As I believe I have freely admitted before in these pages (pages? entries? updates?), as a rule when I dip into contemporary fiction, it’s fiction for the junior set. I’m a fan of the Harry Potter series. And I recently devoured the latest Eoin Colfer/Artemis Fowl while being ferried down the New Jersey Turnpike. Perhaps I shouldn’t admit this. Will they come and take away my English degrees if I acknowledge that a great deal of contemporary adult lit-fic leaves me cold?
Well this weekend in the NYT book review was a (positive, not critical) essay about adult fans of YA/middle reader books (though the essay lumped the books all under YA). In two quotes it neatly summed up what I like about Books for Younger Readers and don’t like about a lot of contemporary adult literature.
The first, from historian and author Amanda Foreman: “There’s a freshness there; it’s engaging. Y.A. authors aren’t writing about middle-aged anomie or disappointed people.”

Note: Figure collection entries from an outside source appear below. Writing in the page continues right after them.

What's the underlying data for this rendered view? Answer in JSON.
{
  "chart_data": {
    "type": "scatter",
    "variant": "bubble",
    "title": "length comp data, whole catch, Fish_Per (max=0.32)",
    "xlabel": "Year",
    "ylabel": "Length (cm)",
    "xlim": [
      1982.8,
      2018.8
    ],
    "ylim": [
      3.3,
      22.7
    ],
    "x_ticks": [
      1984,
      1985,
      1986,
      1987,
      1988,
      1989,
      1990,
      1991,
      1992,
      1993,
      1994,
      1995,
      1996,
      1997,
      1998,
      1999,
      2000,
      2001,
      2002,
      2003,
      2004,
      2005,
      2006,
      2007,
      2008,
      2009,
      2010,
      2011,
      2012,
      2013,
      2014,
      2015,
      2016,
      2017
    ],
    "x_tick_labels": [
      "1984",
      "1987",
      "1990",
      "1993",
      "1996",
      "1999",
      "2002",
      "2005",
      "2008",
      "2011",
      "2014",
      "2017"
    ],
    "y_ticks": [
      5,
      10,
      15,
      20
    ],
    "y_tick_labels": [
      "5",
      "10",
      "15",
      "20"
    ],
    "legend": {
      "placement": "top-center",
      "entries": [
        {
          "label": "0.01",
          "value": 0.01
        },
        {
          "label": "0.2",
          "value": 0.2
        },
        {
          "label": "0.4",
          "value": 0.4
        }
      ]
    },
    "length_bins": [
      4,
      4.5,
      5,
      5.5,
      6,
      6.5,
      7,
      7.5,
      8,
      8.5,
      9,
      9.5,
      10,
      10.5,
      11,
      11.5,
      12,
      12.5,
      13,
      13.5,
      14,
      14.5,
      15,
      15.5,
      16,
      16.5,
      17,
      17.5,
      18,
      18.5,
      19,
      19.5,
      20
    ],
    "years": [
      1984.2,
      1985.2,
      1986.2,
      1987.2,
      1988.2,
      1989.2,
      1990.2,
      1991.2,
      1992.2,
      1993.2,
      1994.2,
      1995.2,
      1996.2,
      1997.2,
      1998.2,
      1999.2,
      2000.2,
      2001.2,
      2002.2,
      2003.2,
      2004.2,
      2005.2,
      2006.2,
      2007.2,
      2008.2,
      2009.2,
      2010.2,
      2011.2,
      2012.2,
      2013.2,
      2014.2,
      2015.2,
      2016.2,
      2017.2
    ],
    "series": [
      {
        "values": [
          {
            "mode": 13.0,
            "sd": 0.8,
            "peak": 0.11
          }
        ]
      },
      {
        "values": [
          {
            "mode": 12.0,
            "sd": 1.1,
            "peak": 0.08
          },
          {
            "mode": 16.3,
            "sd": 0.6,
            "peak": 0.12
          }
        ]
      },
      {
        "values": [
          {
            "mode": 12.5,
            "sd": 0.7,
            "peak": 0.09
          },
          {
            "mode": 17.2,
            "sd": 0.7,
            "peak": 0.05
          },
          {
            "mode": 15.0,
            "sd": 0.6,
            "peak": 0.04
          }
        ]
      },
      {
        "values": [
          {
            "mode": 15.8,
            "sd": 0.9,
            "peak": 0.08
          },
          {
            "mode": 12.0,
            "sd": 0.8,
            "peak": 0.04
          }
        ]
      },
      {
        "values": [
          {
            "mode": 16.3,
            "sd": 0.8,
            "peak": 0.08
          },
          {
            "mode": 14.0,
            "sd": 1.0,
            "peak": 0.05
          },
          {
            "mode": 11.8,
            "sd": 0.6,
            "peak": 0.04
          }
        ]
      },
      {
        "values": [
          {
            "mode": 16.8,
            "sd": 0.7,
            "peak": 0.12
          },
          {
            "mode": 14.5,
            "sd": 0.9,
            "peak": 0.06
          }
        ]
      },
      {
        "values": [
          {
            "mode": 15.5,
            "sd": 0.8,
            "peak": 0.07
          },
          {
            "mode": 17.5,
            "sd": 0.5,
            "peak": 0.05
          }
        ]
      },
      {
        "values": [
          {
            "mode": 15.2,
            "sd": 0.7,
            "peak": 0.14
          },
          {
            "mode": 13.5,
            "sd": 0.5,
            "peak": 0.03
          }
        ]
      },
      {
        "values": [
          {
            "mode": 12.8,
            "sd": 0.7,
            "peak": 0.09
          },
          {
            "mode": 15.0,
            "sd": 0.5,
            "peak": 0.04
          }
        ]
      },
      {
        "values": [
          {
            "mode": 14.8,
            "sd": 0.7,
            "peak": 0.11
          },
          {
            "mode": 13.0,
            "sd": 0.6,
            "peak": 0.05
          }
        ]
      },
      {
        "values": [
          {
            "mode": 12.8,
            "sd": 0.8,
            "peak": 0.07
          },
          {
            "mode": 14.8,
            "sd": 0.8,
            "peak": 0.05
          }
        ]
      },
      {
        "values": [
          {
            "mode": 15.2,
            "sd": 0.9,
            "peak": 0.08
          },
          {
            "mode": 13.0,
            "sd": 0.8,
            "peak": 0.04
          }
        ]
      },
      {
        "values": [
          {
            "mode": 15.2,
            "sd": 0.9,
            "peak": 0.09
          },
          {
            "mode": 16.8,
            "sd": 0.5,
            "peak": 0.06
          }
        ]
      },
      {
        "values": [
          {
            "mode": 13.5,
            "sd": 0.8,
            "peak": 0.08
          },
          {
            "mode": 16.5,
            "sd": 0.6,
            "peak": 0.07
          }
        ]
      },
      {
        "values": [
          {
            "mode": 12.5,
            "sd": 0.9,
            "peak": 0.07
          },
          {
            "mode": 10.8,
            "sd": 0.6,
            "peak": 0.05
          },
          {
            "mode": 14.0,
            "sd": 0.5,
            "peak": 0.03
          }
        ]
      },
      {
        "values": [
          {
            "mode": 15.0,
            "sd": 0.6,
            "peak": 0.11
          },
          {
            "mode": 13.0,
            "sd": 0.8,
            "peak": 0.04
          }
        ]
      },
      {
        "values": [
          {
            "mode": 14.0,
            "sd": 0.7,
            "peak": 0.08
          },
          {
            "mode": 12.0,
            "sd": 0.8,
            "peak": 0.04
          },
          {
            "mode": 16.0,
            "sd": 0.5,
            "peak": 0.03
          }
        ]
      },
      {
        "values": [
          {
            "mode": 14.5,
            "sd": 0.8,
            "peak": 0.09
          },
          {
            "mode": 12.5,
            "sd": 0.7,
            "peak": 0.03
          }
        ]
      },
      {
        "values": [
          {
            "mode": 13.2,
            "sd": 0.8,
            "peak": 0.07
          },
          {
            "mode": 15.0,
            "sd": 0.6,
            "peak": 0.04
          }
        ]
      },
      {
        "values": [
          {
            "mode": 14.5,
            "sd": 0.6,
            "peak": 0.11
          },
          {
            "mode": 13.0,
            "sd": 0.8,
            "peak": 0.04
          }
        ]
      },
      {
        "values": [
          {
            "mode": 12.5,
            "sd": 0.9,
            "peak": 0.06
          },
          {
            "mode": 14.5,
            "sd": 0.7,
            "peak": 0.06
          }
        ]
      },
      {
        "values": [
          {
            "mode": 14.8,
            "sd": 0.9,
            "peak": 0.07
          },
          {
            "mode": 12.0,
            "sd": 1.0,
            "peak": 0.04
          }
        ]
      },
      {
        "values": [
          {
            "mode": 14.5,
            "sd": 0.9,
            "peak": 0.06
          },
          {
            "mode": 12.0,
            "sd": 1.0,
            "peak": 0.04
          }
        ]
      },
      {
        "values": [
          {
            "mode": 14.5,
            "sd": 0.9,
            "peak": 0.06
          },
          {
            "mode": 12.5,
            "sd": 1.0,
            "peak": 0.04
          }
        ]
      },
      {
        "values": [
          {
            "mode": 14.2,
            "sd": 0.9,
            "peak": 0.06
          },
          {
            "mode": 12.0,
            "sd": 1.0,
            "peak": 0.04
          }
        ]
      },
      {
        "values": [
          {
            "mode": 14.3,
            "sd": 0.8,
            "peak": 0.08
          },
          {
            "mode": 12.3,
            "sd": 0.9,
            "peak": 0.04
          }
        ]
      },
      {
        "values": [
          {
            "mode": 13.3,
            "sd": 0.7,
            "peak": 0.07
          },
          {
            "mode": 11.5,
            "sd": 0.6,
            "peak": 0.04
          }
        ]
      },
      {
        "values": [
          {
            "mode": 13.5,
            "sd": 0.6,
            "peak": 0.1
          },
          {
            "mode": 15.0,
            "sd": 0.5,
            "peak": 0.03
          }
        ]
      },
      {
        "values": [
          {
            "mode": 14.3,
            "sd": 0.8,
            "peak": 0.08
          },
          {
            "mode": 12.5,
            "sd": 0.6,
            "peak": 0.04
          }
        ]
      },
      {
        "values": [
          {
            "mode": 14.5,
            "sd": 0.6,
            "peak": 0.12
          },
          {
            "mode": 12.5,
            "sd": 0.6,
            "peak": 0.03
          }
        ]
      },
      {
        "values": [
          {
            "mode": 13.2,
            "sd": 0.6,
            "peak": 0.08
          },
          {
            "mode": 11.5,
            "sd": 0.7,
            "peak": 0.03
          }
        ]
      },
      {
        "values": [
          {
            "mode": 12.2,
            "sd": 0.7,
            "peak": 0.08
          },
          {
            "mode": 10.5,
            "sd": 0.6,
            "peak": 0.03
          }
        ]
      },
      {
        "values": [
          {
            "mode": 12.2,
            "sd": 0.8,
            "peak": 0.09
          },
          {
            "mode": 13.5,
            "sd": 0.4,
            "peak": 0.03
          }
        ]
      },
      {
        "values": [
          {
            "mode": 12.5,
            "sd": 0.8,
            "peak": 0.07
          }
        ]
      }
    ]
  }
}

The other from the book critic Lev Grossman: “A lot of contemporary adult literature is characterized by a real
distrust of plot. I think young adult fiction is one of
the few areas of literature right now where storytelling really
thrives.”
As I regularly point out to people when explaining why I rarely read any contemporary literary fiction, if I wanted to be depressed, I could just read the news.